İç çekerek, kalktım ve tekrar aşağı indim. Parti tam gaz devam ediyordu. Çoğu yaşlılar gece için emekli olmuştu ve sadece gençler, çılgınca dans edip içiyorlardı.
Cassie'yi kardeşimle dans ederken, Beth'i ise bazı kızlarla içerken gördüm. Ama onu hiçbir yerde göremedim. Yüksek müzik ve keskin alkol kokusu neredeyse midemi bulandırdı.
Nerede?
Yarı sarhoş dans eden kalabalığın arasından geçerek balkona doğru ilerledim. Ama orada da yoktu. Maçımızı unutup gitmiş miydi?

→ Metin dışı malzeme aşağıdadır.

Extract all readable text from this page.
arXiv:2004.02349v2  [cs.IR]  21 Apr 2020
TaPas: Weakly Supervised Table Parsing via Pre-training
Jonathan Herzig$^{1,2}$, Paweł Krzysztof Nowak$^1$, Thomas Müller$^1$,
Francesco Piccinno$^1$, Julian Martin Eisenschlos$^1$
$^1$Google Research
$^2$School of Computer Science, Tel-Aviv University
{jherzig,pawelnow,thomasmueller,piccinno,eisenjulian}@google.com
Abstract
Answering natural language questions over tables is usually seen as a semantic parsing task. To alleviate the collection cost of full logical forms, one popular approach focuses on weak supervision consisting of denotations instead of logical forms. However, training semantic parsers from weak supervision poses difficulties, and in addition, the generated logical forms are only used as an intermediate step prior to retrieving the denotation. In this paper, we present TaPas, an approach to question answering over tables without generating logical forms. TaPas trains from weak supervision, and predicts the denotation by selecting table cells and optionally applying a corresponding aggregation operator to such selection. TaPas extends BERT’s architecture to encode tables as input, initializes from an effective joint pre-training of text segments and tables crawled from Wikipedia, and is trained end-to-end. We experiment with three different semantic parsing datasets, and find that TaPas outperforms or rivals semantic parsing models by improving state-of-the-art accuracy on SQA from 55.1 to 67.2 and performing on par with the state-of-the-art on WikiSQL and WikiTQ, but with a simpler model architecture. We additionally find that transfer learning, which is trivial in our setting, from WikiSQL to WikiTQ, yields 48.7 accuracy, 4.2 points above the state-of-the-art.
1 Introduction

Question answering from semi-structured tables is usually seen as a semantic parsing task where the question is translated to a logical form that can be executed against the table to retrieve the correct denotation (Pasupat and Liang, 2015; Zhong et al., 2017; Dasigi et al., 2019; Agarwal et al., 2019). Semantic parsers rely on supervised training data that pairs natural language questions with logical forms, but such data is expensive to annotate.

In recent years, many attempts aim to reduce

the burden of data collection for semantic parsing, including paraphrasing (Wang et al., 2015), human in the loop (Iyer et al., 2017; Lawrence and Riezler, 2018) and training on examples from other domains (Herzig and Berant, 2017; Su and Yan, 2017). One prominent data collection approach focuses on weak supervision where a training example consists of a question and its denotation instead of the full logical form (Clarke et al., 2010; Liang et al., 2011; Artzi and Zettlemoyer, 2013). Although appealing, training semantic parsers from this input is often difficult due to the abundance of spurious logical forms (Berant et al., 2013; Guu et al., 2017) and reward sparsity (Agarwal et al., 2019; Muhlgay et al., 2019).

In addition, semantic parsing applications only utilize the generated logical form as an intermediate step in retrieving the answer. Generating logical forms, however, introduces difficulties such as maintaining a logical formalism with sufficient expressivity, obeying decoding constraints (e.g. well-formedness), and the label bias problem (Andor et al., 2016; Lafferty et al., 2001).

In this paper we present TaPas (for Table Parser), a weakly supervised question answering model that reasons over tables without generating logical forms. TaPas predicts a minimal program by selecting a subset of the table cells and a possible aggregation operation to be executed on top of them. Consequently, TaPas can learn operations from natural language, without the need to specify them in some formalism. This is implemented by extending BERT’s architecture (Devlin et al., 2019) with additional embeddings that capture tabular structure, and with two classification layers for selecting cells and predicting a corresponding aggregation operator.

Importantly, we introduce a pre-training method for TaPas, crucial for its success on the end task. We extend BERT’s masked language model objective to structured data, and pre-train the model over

Ama maçımızı asla unutmazdı.
Hayal kırıklığıyla iç çekerek, odama geri dönmeye karar verdim. Belki başka bir gün.
Tam dönmek üzereyken, bir şey duydum. Garip sesler. Balkona tam girmemiştim, kapıdaydım.
Merakla, yavaşça içeri girdim ve sağa baktım.
Donakaldım.
Kalbim göğsümde durdu, nefesim boğazımda düğümlendi. Ellerim yanlarımda titredi, önümdeki manzarayı gördüğümde.
Ellerini sıkıca beline dolamıştı ve onun elleri de boynuna sarılmıştı; bir eli saçını çekiyordu ve ağızları birbirine tutkulu bir öpücükle çalışıyordu. Aralarında bir santim bile boşluk yoktu.
Her inlemeleri ve homurtuları kalbime binlerce bıçak darbesi gibi vurdu, onu milyonlarca parçaya böldü. Ayaklarım geri sendeledi, gözlerimden yaşlar döküldü.
Ellerini onun vücudunda gezdirirken onu daha da yakına çekti. Kalbim öyle sıkıştı ki göğsümü tutmak zorunda kaldım. Bir hıçkırık dudaklarımdan kaçmak üzereydi ama elimi ağzıma kapatıp kaçtım.
Koştum ve koştum, ta ki odamın içinde olana kadar. Kapıyı arkamdan kapatarak, acı dolu bir hıçkırık çıkardım. Gözyaşları görüşümü kör etti, hala göğsümde fiziksel olarak acıyan bir el vardı.
İçim parçalanmış, onarılamaz parçalara ayrılmış gibi hissettim.
En iyi arkadaşlarımın kapımı çaldığını, endişeli seslerinin kulaklarıma ulaştığını duydum. Ama konuşamıyordum, hareket edemiyordum. Yapabildiğim tek şey, karanlık odamda yerde yatmak ve kalbimi ağlamaktı.
Onların birbirine sarılmış halleri tekrar tekrar zihnimde canlandı, acıyı daha da artırdı.
O bilmiyordu, ama o biliyordu. Onun ihaneti acıyı daha da yoğunlaştırdı. Başkalarının ihaneti tolere edilebilir, ama sevdiklerinin ihaneti edilemezdi.
Bunu bana nasıl yapabildi? Nasıl?
Tüm geceyi soğuk zeminde, kalbimi kucaklayarak, aşkımın yasını tutarak geçirdim.
Aşkımı, kendi kız kardeşim benden aldı.
A.N- Bu kitap bir kurgu eseridir. Tüm isimler, karakterler, olaylar ve mekanlar yazarın hayal ürünüdür. Gerçek hayatta hiçbir etkisi yoktur. Herhangi bir yaşayan veya ölü kişi ya da olayla herhangi bir benzerlik tamamen tesadüfidir.